Six heures du matin donc. Ce n’était pas une heure pour un week-end. Je passe mon temps en ce moment à me lever aux horreurs pour envoyer mes filles en colo ou aller les récupérer. Le ciel rosissait à peine quand je suis sortie de la maison pour prendre le métro. Petite clientèle, ceux qui vont bosser, ceux qui vont dormir et puis les autres, qui vont prendre un train ou en attendre un autre. Arrivée gare d’Austerlitz, juste dans les délais, je commence à remonter le train à la recherche d’un groupe de jeunes hirsutes dégringolés de leurs couchettes. Ils sont nombreux, ah, non, ceux là sont un peu grands. Je fais dans la pré-ado, pas encore dans l’adolescent dégingandé et cool… Quoi que, physiquement, la différence commence à se réduire.

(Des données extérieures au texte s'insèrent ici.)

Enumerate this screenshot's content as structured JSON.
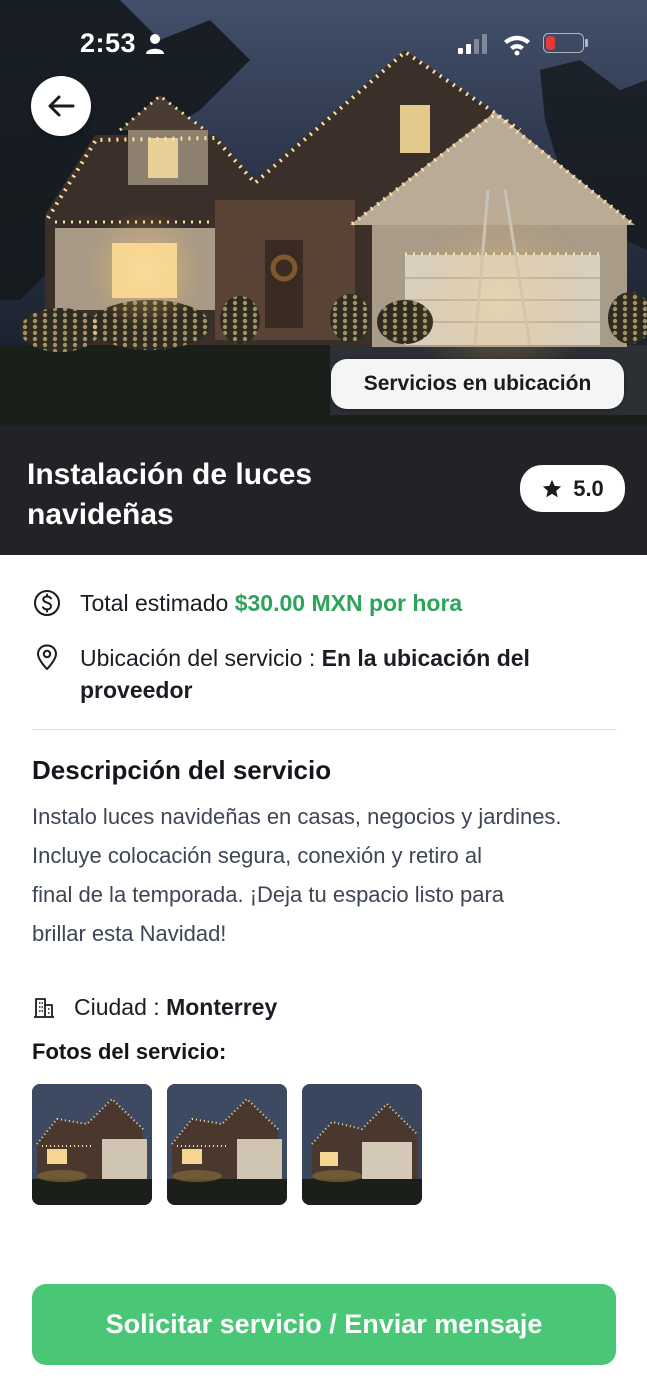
{
  "status_bar": {
    "time": "2:53",
    "person_icon": "person-icon",
    "signal_icon": "cellular-signal-icon",
    "wifi_icon": "wifi-icon",
    "battery_icon": "battery-low-icon",
    "battery_color": "#e53935"
  },
  "hero": {
    "back_icon": "arrow-left-icon",
    "location_badge": "Servicios en ubicación"
  },
  "header": {
    "title": "Instalación de luces navideñas",
    "rating": "5.0",
    "rating_icon": "star-icon"
  },
  "details": {
    "price_label": "Total estimado",
    "price_value": "$30.00 MXN por hora",
    "price_icon": "dollar-circle-icon",
    "location_label": "Ubicación del servicio :",
    "location_value": "En la ubicación del proveedor",
    "location_icon": "map-pin-icon"
  },
  "description": {
    "title": "Descripción del servicio",
    "lines": [
      "Instalo luces navideñas en casas, negocios y jardines.",
      "Incluye colocación segura, conexión y retiro al",
      "final de la temporada. ¡Deja tu espacio listo para",
      "brillar esta Navidad!"
    ]
  },
  "city": {
    "label": "Ciudad :",
    "value": "Monterrey",
    "icon": "building-icon"
  },
  "photos": {
    "title": "Fotos del servicio:"
  },
  "actions": {
    "primary": "Solicitar servicio / Enviar mensaje"
  },
  "colors": {
    "accent_green": "#4ac776",
    "price_green": "#2ea35a",
    "title_band": "#222326"
  }
}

Evidemment, ils sont tout au bout du bout du quai. Je le sais parce que je la reconnais. J’ai une excellente vue de loin. Elle est là avec son pull rouge, son port de tête. Mince, qu’est-ce qu’elle fait cool. Elle a encore grandi. Je suis toute excitée de découvrir ma petite jeune fille. Elle m’aperçoit à son tour. J’ai comme un pressentiment, un pincement. Il y a peu de temps encore, elle m’aurait sauté dans les bras en faisant des grands bonds et en criant « Maman ! » si fort que j’aurais un instant cherché un arbre derrière lequel me planquer : « Cette fille, là ? non, je ne la connais pas. »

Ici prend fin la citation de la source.